English photographer (1906–1956)

Baron Stirling Henry di Victor Nahum (Note: Also spelled Baron Stirling Henry Di Victor Nahum) (29 November 1906 – 5 September 1956), known professionally as Baron, was a society and court photographer in the United Kingdom.

He was born in Prestwich, Greater Manchester, England, of Italian Jewish heritage. He was the twin brother of Jack Nahum, who later became a Queen's Counsel. Having embarked on a career as a photographer, in his thirties he began to find prominence for his pictures of the ballet, and was often found at the Sadler's Wells ballet company. After the war he concentrated on society and celebrity portraits.
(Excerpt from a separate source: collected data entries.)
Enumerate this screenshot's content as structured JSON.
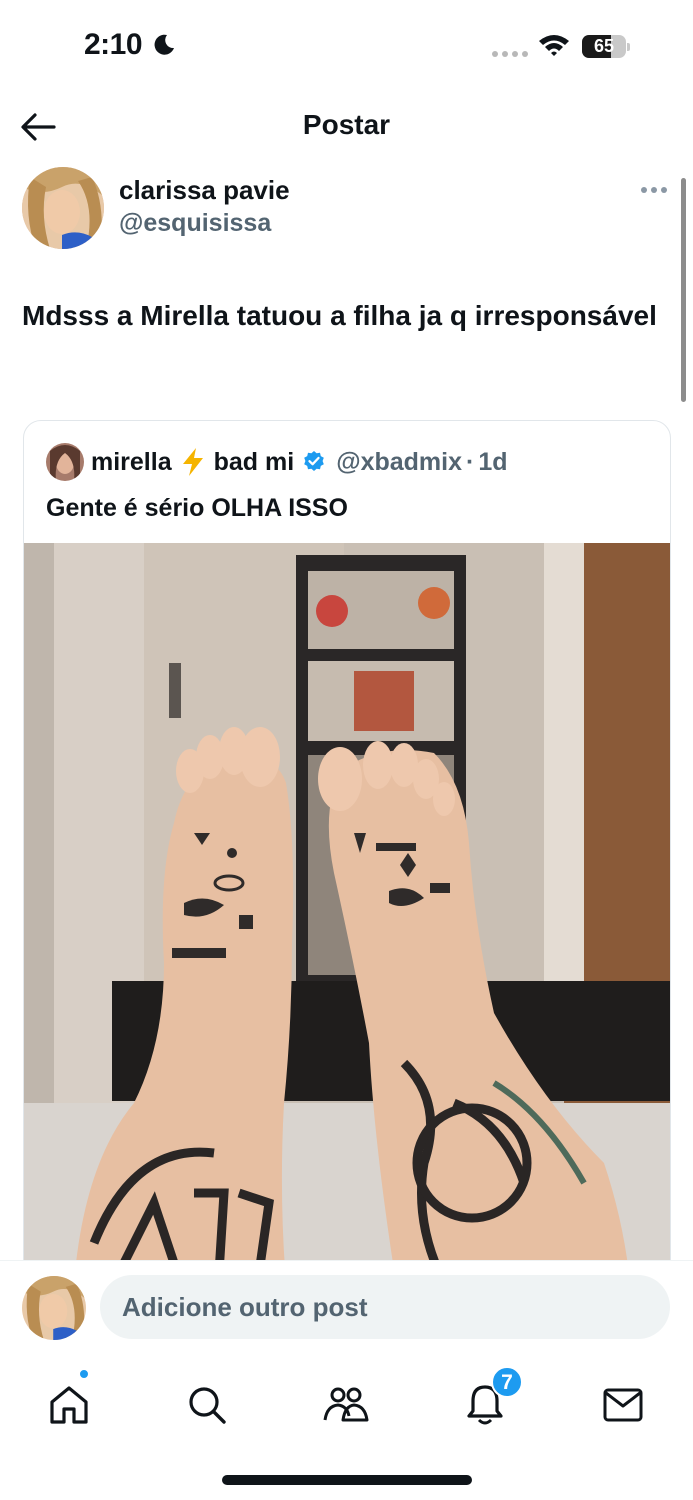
{
  "status_bar": {
    "time": "2:10",
    "battery": "65",
    "battery_level": 0.65,
    "icons": [
      "moon-icon",
      "signal-icon",
      "wifi-icon",
      "battery-icon"
    ]
  },
  "header": {
    "back_icon": "arrow-left-icon",
    "title": "Postar"
  },
  "post": {
    "author_name": "clarissa pavie",
    "author_handle": "@esquisissa",
    "more_icon": "more-horizontal-icon",
    "text": "Mdsss a Mirella tatuou a filha ja q irresponsável"
  },
  "quote": {
    "name": "mirella",
    "name_suffix": "bad mi",
    "bolt_icon": "lightning-bolt-icon",
    "verified_icon": "verified-badge-icon",
    "handle": "@xbadmix",
    "separator": "·",
    "time": "1d",
    "text": "Gente é sério OLHA ISSO",
    "media": "photo of tattooed feet"
  },
  "reply": {
    "placeholder": "Adicione outro post"
  },
  "nav": {
    "items": [
      {
        "icon": "home-icon",
        "label": "Home"
      },
      {
        "icon": "search-icon",
        "label": "Search"
      },
      {
        "icon": "communities-icon",
        "label": "Communities"
      },
      {
        "icon": "notifications-icon",
        "label": "Notifications"
      },
      {
        "icon": "messages-icon",
        "label": "Messages"
      }
    ],
    "notification_count": "7"
  },
  "colors": {
    "accent": "#1d9bf0",
    "text": "#0f1419",
    "secondary_text": "#536471",
    "bolt": "#f5b400"
  }
}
A friend of Prince Philip, he was appointed a Court Photographer to the British Royal Family, and took the official photographs for many occasions such as the wedding of Philip to Princess Elizabeth in 1947, the christenings of their children Charles and Anne and other occasions. Prince Philip put forward his name in 1953 to take the official photographs of the Coronation of Queen Elizabeth II, but the Queen Mother preferred Cecil Beaton.

The following year, he founded Baron Studios on Park Lane in Mayfair, taking commissioned portraits by photographers including Theodore Zichy and Rex Coleman, mainly of leading businessmen. One notable sitter was Marilyn Monroe, whom Nahum photographed in 1954, in an outdoor shoot in California. During the first year in his studio, Antony Armstrong-Jones, was one of his assistants.

Two years after founding his new venture, Nahum died at the age of 49. Baron Studios continued in business until 1974. The Studio's photograph collection was donated to the National Portrait Gallery in 1999.

Nahum appears as a character in the Netflix production The Crown in Season 1, Episode 6, played by Julius D'Silva.